To be fair, there are several interesting objects on display, apart from the 1934/5 shirt. For instance, there is a lot of good archival stuff, with Archibald Leach’s stadium plan, player contracts, letters to parents of youth players, photos, rule books, an old song sheet, match tariff boards among them. Particularly the section around the stadium and the fans has some interesting stuff, again mainly archival, but there is also an old fans’ rattle, and a couple of horse shoes excavated from under the North Bank of Highbury. Legend has it that a horse and cart fell into a hole during the constructon in 1913 – and the text plays on the possibility that the find could be connected, although it would seem strange that there should be no other remains than two horseshoes. Anyway, a good story that makes you look at the objects and form your own opnion.
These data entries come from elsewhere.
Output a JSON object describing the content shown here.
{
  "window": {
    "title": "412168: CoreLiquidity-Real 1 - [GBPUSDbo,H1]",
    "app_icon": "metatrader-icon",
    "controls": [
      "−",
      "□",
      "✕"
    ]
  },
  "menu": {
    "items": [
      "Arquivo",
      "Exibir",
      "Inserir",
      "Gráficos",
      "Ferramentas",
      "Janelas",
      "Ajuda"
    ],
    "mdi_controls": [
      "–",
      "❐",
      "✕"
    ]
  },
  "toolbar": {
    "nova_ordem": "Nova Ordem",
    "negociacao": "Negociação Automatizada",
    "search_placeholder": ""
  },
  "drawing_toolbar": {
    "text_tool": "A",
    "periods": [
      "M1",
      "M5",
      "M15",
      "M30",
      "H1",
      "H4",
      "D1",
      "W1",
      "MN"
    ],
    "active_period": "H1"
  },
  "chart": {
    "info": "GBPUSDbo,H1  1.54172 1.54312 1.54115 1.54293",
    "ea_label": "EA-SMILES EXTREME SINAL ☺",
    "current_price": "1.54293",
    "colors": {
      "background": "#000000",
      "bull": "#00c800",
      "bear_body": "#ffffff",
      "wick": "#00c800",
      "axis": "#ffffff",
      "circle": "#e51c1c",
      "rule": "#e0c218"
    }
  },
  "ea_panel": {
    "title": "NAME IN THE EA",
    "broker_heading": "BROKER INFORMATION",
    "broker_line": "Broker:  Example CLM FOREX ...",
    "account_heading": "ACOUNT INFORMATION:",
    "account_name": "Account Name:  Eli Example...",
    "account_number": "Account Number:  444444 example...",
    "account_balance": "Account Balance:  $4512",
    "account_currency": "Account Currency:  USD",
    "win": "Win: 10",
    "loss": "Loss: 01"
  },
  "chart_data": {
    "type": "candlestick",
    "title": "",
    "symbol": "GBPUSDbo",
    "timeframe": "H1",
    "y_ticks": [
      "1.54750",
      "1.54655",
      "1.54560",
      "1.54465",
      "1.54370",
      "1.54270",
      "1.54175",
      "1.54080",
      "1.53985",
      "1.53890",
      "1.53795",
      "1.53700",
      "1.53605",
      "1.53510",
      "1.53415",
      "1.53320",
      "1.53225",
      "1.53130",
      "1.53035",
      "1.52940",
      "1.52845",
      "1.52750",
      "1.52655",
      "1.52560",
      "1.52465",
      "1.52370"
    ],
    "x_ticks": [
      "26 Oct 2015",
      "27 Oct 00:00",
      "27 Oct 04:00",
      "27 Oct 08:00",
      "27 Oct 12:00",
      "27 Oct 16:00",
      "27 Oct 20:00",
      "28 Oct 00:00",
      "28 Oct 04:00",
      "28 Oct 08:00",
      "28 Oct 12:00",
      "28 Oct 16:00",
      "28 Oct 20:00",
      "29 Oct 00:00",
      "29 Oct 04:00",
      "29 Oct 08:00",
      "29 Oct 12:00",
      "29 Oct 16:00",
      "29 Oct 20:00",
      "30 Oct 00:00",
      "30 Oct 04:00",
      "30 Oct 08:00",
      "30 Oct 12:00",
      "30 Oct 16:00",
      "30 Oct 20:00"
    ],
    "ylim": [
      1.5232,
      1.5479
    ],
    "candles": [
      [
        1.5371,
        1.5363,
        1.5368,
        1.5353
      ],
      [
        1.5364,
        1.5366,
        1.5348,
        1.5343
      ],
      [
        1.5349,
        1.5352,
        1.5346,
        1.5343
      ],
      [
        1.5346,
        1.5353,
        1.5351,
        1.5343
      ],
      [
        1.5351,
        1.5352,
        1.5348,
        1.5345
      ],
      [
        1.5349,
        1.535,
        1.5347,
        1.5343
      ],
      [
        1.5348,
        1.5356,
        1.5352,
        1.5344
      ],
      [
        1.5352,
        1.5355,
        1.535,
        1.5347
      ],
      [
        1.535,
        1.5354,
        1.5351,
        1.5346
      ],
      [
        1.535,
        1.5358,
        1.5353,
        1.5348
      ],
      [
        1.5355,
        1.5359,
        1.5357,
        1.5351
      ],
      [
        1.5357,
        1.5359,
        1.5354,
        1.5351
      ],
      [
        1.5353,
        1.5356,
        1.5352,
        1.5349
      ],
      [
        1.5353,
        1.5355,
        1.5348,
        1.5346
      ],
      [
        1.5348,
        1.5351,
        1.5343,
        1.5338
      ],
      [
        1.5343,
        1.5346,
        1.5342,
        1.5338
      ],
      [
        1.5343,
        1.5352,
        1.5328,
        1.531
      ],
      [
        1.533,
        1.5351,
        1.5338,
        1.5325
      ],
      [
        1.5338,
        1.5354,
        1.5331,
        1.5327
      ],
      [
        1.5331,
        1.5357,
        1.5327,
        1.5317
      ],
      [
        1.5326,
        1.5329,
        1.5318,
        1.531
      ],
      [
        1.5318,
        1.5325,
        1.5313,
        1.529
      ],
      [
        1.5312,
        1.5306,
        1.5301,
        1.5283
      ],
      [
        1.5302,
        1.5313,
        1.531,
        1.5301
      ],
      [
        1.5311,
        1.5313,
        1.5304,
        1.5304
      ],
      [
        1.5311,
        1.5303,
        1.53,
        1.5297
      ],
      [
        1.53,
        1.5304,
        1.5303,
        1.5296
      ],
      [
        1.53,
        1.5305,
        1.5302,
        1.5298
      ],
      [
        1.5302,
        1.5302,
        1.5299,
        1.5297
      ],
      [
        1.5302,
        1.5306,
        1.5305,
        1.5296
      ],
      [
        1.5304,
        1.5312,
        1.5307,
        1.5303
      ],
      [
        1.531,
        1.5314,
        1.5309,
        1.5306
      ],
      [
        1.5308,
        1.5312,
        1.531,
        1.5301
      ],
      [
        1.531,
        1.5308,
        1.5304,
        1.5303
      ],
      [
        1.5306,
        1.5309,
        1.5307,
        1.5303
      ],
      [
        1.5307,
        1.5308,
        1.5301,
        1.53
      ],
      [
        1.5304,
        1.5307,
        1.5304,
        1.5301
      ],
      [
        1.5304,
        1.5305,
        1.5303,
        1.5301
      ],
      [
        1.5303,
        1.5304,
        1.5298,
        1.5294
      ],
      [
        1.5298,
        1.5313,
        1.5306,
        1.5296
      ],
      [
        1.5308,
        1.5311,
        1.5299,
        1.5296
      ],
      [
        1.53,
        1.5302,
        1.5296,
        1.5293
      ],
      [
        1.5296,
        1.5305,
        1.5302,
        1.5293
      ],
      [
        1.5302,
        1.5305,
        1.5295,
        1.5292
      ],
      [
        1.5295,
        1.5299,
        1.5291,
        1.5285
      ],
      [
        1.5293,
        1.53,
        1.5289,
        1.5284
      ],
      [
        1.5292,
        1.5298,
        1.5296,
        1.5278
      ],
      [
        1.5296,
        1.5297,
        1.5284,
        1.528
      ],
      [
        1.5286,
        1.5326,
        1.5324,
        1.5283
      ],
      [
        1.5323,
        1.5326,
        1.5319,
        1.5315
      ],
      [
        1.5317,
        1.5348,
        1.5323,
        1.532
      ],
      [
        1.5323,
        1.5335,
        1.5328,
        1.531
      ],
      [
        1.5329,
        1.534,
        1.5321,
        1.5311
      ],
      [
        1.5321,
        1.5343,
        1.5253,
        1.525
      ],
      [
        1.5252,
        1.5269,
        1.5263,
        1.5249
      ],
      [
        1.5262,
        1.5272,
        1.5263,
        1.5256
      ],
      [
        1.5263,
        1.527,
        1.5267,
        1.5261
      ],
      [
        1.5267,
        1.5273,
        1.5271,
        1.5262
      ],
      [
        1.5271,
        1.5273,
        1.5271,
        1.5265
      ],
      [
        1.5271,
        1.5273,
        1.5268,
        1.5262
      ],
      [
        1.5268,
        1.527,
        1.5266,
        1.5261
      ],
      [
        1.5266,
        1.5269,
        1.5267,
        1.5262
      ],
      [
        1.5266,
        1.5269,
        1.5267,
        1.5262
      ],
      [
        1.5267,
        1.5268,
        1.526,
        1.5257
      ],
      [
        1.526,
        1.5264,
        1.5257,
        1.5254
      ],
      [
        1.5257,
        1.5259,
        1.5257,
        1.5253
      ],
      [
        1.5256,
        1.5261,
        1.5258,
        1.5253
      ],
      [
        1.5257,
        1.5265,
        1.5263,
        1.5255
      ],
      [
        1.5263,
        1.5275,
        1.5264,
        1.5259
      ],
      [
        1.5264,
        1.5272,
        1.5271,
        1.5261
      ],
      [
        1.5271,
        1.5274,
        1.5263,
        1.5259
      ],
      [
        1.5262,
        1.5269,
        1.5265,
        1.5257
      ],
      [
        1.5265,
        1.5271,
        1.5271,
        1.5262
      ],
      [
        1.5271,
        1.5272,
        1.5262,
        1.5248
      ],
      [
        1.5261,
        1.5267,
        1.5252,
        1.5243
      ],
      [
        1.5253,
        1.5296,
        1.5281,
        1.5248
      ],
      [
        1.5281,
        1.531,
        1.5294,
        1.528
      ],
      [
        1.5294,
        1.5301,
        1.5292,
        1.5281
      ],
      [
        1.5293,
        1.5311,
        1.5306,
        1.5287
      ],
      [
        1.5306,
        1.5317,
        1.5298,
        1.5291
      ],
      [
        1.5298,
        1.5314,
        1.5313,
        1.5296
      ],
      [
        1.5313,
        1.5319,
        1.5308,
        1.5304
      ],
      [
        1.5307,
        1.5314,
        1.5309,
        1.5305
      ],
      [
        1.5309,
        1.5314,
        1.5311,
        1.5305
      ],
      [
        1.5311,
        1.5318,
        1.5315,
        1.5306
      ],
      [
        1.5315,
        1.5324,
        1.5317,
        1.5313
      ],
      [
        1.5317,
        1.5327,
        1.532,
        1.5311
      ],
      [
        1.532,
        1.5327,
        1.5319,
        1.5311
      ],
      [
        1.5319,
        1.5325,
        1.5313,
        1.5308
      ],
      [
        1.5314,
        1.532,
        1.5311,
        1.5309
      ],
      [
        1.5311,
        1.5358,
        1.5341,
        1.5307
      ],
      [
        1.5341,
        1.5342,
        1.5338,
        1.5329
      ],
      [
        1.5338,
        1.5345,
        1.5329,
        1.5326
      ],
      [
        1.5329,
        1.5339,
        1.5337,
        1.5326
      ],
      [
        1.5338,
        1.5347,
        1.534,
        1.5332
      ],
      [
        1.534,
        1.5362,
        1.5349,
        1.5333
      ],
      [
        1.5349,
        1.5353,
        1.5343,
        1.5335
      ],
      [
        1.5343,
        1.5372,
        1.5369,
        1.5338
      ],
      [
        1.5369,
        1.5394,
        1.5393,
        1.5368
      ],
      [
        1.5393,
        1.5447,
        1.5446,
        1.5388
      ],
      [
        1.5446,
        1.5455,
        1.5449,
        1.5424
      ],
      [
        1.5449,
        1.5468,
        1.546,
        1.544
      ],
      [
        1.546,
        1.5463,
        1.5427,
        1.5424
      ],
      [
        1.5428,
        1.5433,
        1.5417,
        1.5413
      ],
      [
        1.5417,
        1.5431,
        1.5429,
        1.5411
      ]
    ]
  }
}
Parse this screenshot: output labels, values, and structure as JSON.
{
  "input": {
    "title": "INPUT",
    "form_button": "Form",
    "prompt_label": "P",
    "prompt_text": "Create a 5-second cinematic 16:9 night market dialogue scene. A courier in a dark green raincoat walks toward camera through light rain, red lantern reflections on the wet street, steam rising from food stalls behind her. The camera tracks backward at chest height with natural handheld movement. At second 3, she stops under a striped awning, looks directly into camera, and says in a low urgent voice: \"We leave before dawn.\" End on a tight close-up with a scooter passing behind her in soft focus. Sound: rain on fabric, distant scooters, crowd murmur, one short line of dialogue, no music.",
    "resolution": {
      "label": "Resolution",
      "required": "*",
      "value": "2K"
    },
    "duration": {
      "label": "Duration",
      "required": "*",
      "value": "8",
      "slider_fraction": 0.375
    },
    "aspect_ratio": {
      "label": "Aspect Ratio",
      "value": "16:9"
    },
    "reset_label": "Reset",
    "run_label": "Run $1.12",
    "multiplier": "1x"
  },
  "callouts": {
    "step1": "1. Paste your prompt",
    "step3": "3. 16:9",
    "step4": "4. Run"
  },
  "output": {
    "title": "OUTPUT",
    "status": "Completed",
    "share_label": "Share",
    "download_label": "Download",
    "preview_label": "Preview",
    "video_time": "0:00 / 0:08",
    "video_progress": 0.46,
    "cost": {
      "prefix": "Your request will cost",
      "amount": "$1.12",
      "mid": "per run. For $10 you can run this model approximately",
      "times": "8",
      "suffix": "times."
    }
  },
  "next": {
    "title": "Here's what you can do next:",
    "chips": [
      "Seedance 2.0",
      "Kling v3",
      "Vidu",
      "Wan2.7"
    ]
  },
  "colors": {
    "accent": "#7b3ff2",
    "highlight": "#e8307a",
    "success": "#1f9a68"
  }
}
It is, however, a bit worrying to see the condition of a letter from Herbert Chapman to Jcok Rutherford’s family from 1925. It has faded so much, that only the signature is clearly visible. Being displayed in very bright light won’t do it any good.
There are also fine objects such as Herbert Chapman’s hat and chair, the phone in the Directors’ box from which George Graham instructed the bench and the centre-spot from Highbury. Several players seem to have donated small collections of items, such as Charlie George. But they are not really used for telling stories except the glorious ones about wins and heroes.
In general, the Arsenal museum has so much focused on an overarching story of glory, that there is hardly any room for the little interesting stories that are easy to grasp, and you can take away with you. There are short mentionings of Arsenal and Tottenham playing each other to raise money for the Titanic Disaster Fund; that Arsenal played at White Hart Lane during WWII; that Herbert Chapman fostered team spirit through golfing; but these stories are rare and not unfolded. Even the story from the early days, under the Boer war, when the munition workers had to work overtime on Saturday, and therefore couldn’t attend matches and forced the club to become a limited company, is not told.
Character: Very boastful, and, despite some talent, very little substantial to show. Niklas Bendtner.